Drugi projekt też zakłada podział na dwie grupy (na tych samych zasadach, co powyżej), jednak po rozegraniu 14 kolejek po cztery najlepsze drużyny awansowałyby do grupy mistrzowskiej, a po cztery najsłabsze do grupy spadkowej. Tam rozegrałyby kolejne osiem meczów (mecz i rewanż) z czterema zespołami z drugiej grupy. Sześć najlepszych ekip z grupy mistrzowskiej awansowałoby od razu do ćwierćfinału, a dwie najsłabsze walczyłyby w barażach z dwoma najlepszymi ekipami z grupy spadkowej. - Dzięki temu pomysłowi co najmniej dziesięć, a może nawet dwanaście zespołów do końca będzie miało o co walczyć - uważa Tomasz Jankowski, prezes spółki akcyjnej Piłka Siatkowa AZS UWM w Olsztynie.
W ćwierćfinale pierwszy zagrałby z ósmym, drugi z siódmym, trzeci z szóstym i czwarty z piątym.

3. Trzecia propozycja zakłada rozegranie fazy zasadniczej z 30 kolejkami. Dwie najlepsze drużyny od razu awansowałyby do półfinału, natomiast kluby z miejsc 3-6 w jakimś neutralnym mieście (np. Kraków czy Gliwice) rozegrałyby turniej, który wyłoniłby pozostałych dwóch półfinalistów. W tym samym miejscu od razu by rozegrano półfinały oraz oba mecze decydujące o rozdziale medali.

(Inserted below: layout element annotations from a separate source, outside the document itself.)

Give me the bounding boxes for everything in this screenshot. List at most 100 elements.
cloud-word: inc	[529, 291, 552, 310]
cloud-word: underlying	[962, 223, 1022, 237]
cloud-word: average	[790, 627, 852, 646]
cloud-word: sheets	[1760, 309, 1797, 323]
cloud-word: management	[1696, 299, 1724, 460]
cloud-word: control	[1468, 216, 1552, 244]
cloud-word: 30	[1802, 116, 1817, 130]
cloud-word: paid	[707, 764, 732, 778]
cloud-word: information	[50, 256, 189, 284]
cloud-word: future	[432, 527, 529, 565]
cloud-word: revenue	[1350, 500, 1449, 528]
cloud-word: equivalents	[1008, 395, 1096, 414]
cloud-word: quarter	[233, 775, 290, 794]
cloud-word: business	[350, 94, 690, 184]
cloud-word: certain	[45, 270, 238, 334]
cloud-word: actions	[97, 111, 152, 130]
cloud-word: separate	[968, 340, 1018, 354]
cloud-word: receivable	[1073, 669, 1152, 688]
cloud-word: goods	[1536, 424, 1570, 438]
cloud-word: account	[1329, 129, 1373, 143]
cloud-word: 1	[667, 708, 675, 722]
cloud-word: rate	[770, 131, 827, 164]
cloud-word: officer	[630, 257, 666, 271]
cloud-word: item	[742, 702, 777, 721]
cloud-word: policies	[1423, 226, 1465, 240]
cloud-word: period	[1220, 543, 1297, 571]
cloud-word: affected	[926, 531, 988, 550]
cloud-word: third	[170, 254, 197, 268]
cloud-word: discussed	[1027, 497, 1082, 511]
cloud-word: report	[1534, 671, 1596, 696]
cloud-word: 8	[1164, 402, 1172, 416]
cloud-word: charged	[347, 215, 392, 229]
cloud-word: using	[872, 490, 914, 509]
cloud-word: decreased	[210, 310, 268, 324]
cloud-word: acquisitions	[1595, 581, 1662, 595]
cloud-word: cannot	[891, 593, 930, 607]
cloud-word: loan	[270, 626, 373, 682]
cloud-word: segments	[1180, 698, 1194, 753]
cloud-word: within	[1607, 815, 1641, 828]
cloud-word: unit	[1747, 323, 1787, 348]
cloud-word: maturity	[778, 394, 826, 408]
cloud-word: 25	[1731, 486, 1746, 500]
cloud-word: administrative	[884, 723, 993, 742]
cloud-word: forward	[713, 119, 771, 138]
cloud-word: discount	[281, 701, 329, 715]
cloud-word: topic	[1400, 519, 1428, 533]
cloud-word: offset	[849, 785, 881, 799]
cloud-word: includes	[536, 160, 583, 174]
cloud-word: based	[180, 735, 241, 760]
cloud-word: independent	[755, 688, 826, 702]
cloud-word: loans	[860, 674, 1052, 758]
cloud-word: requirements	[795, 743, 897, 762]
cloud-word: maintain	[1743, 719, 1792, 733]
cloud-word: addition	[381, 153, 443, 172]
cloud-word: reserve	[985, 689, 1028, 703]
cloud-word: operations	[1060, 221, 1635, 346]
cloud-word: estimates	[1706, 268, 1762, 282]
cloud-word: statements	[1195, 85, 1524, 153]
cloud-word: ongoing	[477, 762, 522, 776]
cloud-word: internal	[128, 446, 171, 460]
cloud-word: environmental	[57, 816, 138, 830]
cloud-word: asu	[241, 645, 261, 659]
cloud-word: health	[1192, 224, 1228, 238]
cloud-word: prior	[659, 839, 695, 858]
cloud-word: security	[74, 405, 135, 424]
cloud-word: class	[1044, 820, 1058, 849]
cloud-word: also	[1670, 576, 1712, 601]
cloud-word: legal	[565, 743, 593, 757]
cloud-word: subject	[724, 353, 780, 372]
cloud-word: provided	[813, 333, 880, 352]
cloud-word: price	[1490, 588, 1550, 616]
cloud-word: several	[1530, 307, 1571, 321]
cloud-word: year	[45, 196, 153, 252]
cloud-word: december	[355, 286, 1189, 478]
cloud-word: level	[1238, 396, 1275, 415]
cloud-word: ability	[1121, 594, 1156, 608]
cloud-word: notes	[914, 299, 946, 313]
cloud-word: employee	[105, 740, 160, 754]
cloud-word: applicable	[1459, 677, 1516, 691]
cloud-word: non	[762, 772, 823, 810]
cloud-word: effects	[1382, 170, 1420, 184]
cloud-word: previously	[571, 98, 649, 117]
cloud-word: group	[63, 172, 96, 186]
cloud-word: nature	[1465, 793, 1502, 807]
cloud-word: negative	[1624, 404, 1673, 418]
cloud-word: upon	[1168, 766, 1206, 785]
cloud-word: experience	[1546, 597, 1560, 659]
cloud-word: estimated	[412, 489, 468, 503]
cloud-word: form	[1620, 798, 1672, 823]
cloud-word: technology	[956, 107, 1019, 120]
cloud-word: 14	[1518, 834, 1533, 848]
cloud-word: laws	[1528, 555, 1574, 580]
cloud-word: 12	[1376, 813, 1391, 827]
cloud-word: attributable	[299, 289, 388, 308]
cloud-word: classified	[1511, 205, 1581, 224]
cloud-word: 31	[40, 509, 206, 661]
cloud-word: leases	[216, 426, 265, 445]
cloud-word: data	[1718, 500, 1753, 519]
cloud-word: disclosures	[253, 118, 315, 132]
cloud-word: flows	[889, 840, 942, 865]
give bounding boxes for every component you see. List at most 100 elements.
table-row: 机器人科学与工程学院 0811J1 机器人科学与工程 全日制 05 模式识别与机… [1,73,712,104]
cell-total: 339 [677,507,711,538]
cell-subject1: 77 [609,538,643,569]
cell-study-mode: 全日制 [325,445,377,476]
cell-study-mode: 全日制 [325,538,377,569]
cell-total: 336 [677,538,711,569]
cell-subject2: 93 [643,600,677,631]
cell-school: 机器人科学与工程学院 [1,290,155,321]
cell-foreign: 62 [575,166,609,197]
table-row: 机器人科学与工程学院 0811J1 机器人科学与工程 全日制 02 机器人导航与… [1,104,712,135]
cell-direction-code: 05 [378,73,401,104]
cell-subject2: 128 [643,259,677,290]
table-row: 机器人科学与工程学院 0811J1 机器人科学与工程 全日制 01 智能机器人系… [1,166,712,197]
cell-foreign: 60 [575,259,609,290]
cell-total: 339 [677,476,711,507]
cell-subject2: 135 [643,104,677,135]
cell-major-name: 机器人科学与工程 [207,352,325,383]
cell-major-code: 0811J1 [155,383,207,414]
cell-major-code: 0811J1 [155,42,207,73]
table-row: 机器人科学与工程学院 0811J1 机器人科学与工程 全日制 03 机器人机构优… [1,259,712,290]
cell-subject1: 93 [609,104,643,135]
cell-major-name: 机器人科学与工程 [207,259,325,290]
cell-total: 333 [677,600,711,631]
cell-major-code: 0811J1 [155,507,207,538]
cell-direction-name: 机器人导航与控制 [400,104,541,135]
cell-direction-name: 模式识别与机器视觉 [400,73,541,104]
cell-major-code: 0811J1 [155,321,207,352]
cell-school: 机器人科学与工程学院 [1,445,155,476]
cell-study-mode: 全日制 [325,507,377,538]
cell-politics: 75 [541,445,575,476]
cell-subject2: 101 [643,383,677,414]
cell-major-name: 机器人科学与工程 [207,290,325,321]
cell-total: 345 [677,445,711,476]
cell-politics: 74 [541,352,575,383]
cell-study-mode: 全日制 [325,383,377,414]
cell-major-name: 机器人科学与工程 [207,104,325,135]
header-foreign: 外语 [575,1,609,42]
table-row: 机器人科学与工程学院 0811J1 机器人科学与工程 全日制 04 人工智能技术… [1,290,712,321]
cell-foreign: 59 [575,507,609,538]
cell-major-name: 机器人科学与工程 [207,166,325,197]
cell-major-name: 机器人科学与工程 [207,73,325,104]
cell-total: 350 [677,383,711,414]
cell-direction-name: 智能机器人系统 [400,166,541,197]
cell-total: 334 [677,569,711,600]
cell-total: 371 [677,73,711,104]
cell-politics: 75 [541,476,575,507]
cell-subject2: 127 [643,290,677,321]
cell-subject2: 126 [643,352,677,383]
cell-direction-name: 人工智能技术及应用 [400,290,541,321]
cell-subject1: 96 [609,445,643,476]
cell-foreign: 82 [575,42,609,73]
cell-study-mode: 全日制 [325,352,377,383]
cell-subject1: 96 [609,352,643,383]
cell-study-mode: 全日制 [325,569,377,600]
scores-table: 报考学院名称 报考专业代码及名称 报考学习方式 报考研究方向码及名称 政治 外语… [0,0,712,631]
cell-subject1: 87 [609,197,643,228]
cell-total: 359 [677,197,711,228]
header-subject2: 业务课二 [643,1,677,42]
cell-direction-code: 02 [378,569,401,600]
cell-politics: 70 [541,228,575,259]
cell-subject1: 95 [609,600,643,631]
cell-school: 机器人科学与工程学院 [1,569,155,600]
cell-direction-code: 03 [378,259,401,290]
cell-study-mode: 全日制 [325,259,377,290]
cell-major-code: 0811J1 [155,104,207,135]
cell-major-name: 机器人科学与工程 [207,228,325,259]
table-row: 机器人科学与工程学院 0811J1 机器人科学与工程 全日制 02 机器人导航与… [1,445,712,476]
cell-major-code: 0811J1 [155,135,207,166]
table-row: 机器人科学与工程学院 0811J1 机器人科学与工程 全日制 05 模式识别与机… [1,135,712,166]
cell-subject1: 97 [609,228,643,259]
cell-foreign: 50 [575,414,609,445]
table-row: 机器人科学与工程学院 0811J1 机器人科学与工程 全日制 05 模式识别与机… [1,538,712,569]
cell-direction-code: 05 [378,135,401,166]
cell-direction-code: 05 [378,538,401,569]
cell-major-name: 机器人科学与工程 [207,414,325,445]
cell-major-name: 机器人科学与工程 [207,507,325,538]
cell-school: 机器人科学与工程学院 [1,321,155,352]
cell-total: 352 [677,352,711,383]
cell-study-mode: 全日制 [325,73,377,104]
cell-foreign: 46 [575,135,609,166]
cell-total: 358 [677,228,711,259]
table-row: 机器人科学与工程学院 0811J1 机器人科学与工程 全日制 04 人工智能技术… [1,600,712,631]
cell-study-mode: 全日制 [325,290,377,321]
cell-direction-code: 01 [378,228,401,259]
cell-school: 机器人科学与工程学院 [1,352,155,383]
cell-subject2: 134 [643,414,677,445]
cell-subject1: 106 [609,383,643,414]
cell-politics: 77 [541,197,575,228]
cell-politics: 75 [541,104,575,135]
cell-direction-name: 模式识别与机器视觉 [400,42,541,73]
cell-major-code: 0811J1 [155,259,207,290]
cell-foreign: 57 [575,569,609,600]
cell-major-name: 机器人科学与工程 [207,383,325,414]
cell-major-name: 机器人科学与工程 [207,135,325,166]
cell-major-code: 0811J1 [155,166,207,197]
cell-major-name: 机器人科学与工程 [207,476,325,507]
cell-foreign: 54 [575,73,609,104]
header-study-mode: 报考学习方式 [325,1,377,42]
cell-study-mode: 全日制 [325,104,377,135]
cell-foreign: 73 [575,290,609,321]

- Nie wiem, który wariant byłby dla nas najkorzystniejszy - przyznaje prezes Jankowski. - Pod względem finansowym najlepszy na pewno byłby trzeci wariant, bo wtedy w nowej Uranii gościlibyśmy wszystkich rywali, w tym czołową piątkę, na której się najlepiej zarabia na sprzedaży biletów. Ale może się też zdarzyć, że pod koniec grudnia sześć najlepszych zespołów zdecydowanie odskoczy reszcie stawki, w tym nam, a wtedy tłumów w Uranii też raczej nie będzie. Jeżeli jednak zostanie wprowadzony podział na grupy, to może się zdarzyć, że w pierwszej fazie rozgrywek trzy silne zespoły w Olsztynie nie zagrają. A jeśli nie udałoby się nam awansować do czołowej ósemki, wtedy nasi kibice nie zobaczą ich przez cały sezon, w zamian dostając mecze z Lwowem, Czarnymi czy Cuprum - kończy Tomasz Jankowski.
Jak widać, każdy z tych projektów ma swoje plusy i minusy, teraz trzeba tylko wybrać taki, który tych „plusów dodatnich” będzie miał więcej.